After Wotton whisks Gray away from Hallward, his emotions mirror the pain of the Father after being estranged from His creations, “As the door closed behind [Wotton and Gray], the painter flung himself down on a sofa, and a look of pain came into his face” (Wilde 33). Though Hallward warns Wotton not to influence Gray just before they greet the young man, Wotton mesmerizes Gray with his philosophy and spirits him away from his private friendship with Hallward. In the process, Hallward is separated forever from a dear friend, and loses the opportunity to commune with a creature of perfect innocence, just as God loses the chance to know his human creations intimately when they reject Him in favor of the tempter’s twisted notions. This grief is evident in Hallward’s obvious despair after his former, untarnished conception of Gray disappears, yet he remains committed to praying for Gray's wellbeing, thus displaying the “longsuffering and abundan[ce] in mercy” attributed to the Father God (Numbers 14:18). Each of these emotions mimics on an infinitely smaller scale the reactions and efforts of the Father God to reconcile humanity to His sovereignty, even at the cost of His own son (or, in Hallward’s case, the beauty of his painting).
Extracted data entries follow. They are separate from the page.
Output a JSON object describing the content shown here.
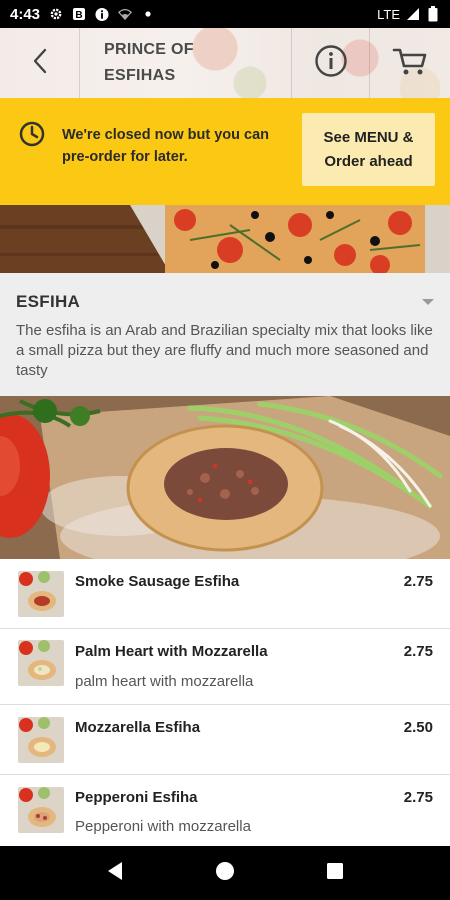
{
  "status_bar": {
    "time": "4:43",
    "network": "LTE"
  },
  "header": {
    "title_line1": "PRINCE OF",
    "title_line2": "ESFIHAS"
  },
  "banner": {
    "message": "We're closed now but you can pre-order for later.",
    "button_label": "See MENU & Order ahead",
    "color": "#fbc814"
  },
  "category": {
    "title": "ESFIHA",
    "description": "The esfiha is an Arab and Brazilian specialty mix that looks like a small pizza but they are fluffy and much more seasoned and tasty"
  },
  "menu_items": [
    {
      "name": "Smoke Sausage Esfiha",
      "price": "2.75",
      "description": ""
    },
    {
      "name": "Palm Heart with Mozzarella",
      "price": "2.75",
      "description": "palm heart with mozzarella"
    },
    {
      "name": "Mozzarella Esfiha",
      "price": "2.50",
      "description": ""
    },
    {
      "name": "Pepperoni Esfiha",
      "price": "2.75",
      "description": "Pepperoni with mozzarella"
    }
  ],
  "icons": {
    "back": "back-arrow-icon",
    "info": "info-icon",
    "cart": "cart-icon",
    "clock": "clock-icon"
  }
}
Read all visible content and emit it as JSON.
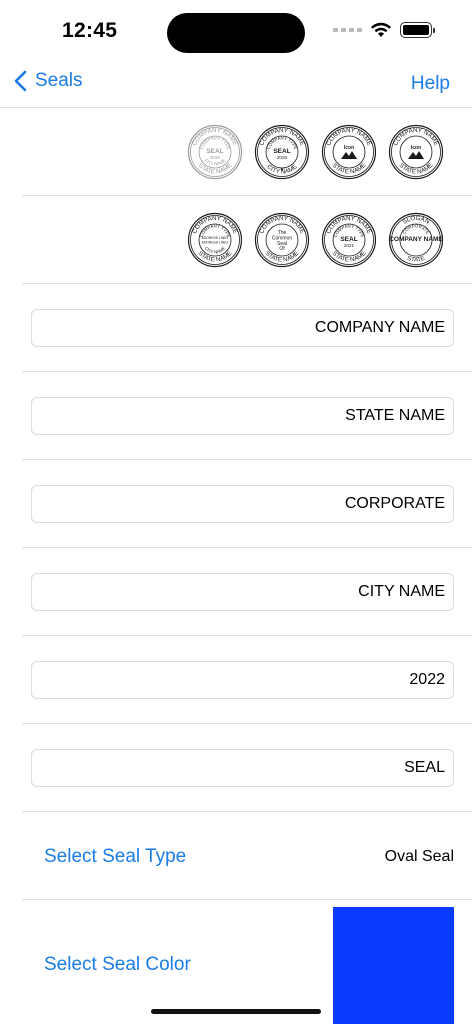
{
  "status": {
    "time": "12:45"
  },
  "nav": {
    "back_label": "Seals",
    "help_label": "Help"
  },
  "seals_row1": [
    {
      "top": "COMPANY NAME",
      "middle": "SEAL",
      "sub": "2020",
      "bottom": "STATE NAME",
      "inner": "COMPANY TYPE",
      "inner2": "CITY NAME",
      "faded": true
    },
    {
      "top": "COMPANY NAME",
      "middle": "SEAL",
      "sub": "2020",
      "bottom": "CITY NAME",
      "inner": "COMPANY TYPE",
      "inner2": "",
      "star": true
    },
    {
      "top": "COMPANY NAME",
      "middle": "Icon",
      "sub": "",
      "bottom": "STATE NAME",
      "inner": "",
      "inner2": ""
    },
    {
      "top": "COMPANY NAME",
      "middle": "Icon",
      "sub": "",
      "bottom": "STATE NAME",
      "inner": "",
      "inner2": ""
    }
  ],
  "seals_row2": [
    {
      "top": "COMPANY NAME",
      "middle": "ADDRESS LINE1",
      "sub": "ADDRESS LINE2",
      "bottom": "STATE NAME",
      "inner": "COMPANY TYPE",
      "inner2": "CITY NAME"
    },
    {
      "top": "COMPANY NAME",
      "middle": "The Common Seal",
      "sub": "Of",
      "bottom": "STATE NAME",
      "inner": "",
      "inner2": ""
    },
    {
      "top": "COMPANY NAME",
      "middle": "SEAL",
      "sub": "2021",
      "bottom": "STATE NAME",
      "inner": "COMPANY TYPE",
      "inner2": ""
    },
    {
      "top": "SLOGAN",
      "middle": "COMPANY NAME",
      "sub": "",
      "bottom": "STATE",
      "inner": "CORPORATE",
      "inner2": ""
    }
  ],
  "fields": {
    "company_name": "COMPANY NAME",
    "state_name": "STATE NAME",
    "corporate": "CORPORATE",
    "city_name": "CITY NAME",
    "year": "2022",
    "seal": "SEAL"
  },
  "seal_type": {
    "label": "Select Seal Type",
    "value": "Oval Seal"
  },
  "seal_color": {
    "label": "Select Seal Color",
    "color": "#0a3cff"
  }
}
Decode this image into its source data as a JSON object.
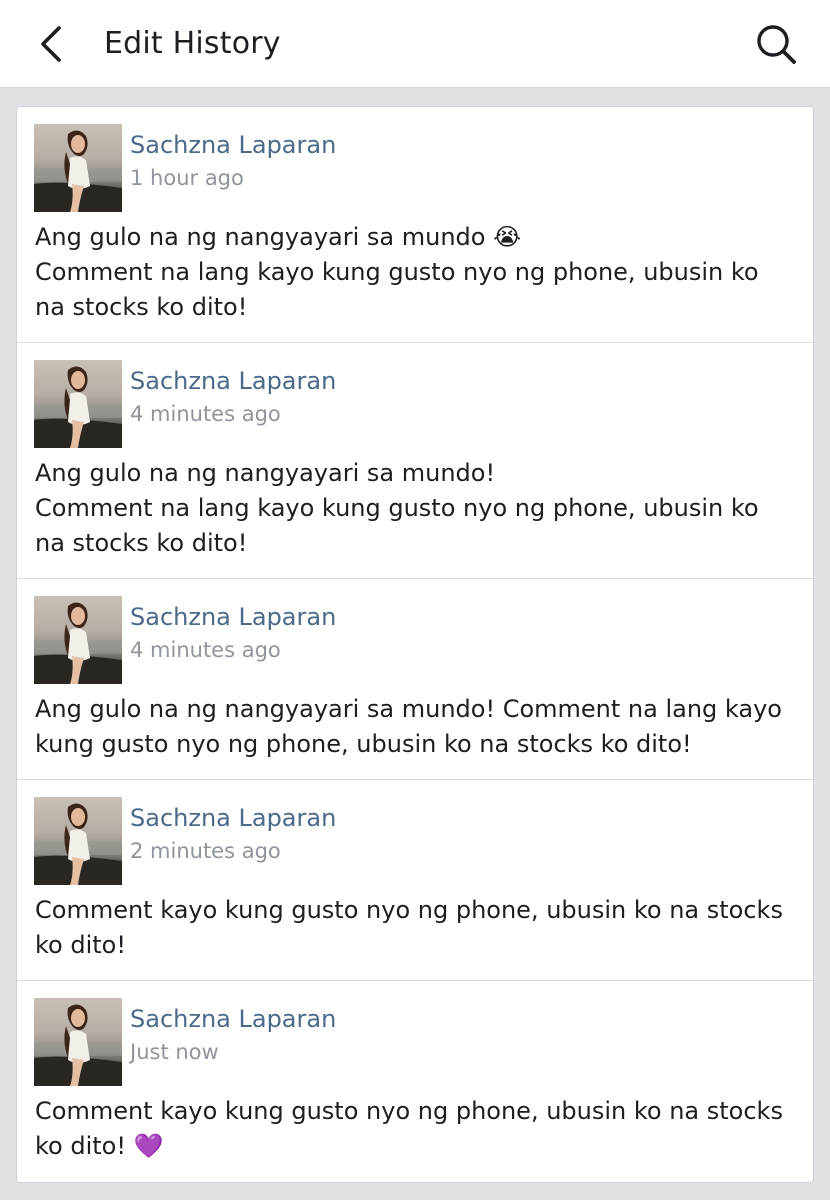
{
  "header": {
    "title": "Edit History",
    "back_icon": "chevron-left-icon",
    "search_icon": "search-icon"
  },
  "entries": [
    {
      "author": "Sachzna Laparan",
      "time": "1 hour ago",
      "text": "Ang gulo na ng nangyayari sa mundo 😭\nComment na lang kayo kung gusto nyo ng phone, ubusin ko na stocks ko dito!"
    },
    {
      "author": "Sachzna Laparan",
      "time": "4 minutes ago",
      "text": "Ang gulo na ng nangyayari sa mundo!\nComment na lang kayo kung gusto nyo ng phone, ubusin ko na stocks ko dito!"
    },
    {
      "author": "Sachzna Laparan",
      "time": "4 minutes ago",
      "text": "Ang gulo na ng nangyayari sa mundo! Comment na lang kayo kung gusto nyo ng phone, ubusin ko na stocks ko dito!"
    },
    {
      "author": "Sachzna Laparan",
      "time": "2 minutes ago",
      "text": "Comment kayo kung gusto nyo ng phone, ubusin ko na stocks ko dito!"
    },
    {
      "author": "Sachzna Laparan",
      "time": "Just now",
      "text": "Comment kayo kung gusto nyo ng phone, ubusin ko na stocks ko dito! 💜"
    }
  ],
  "colors": {
    "name": "#4b6a8a",
    "time": "#90949c",
    "text": "#1c1e21",
    "background": "#dfe1e5"
  }
}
In Dorian Gray, Wilde's portrayal of a soul descending into the corridors of pleasure and self-fascination is a reflection, even in grotesque miniature, of the Genesis creation narrative of fall and redemption. Dorian Gray’s antiheroic journey from redemption to disgrace and death is a chronological reverse of the Bible’s own version of man’s moral journey, although this by no means diminishes the symbolic resemblance between the circumstances, events and themes of the two texts. In fact, Gray’s climactic murder of Basil Hallward, the “Father” attempting to save him, is symbolic of mankind thinking itself too modern or too human for God. It serves as a warning, or possibly just a chilling pronouncement, about the haunted state of a humanity that has rebelled bloodily against its native reality, and is now left only to stare its own wickedness in the face.
Works Cited
The Holy Bible, New King James Version. Nashville: Thomas Nelson Publishers, 1991. Print.
Wilde, Oscar. The Picture of Dorian Gray. New York: Barnes & Noble Classics, 2003. Print.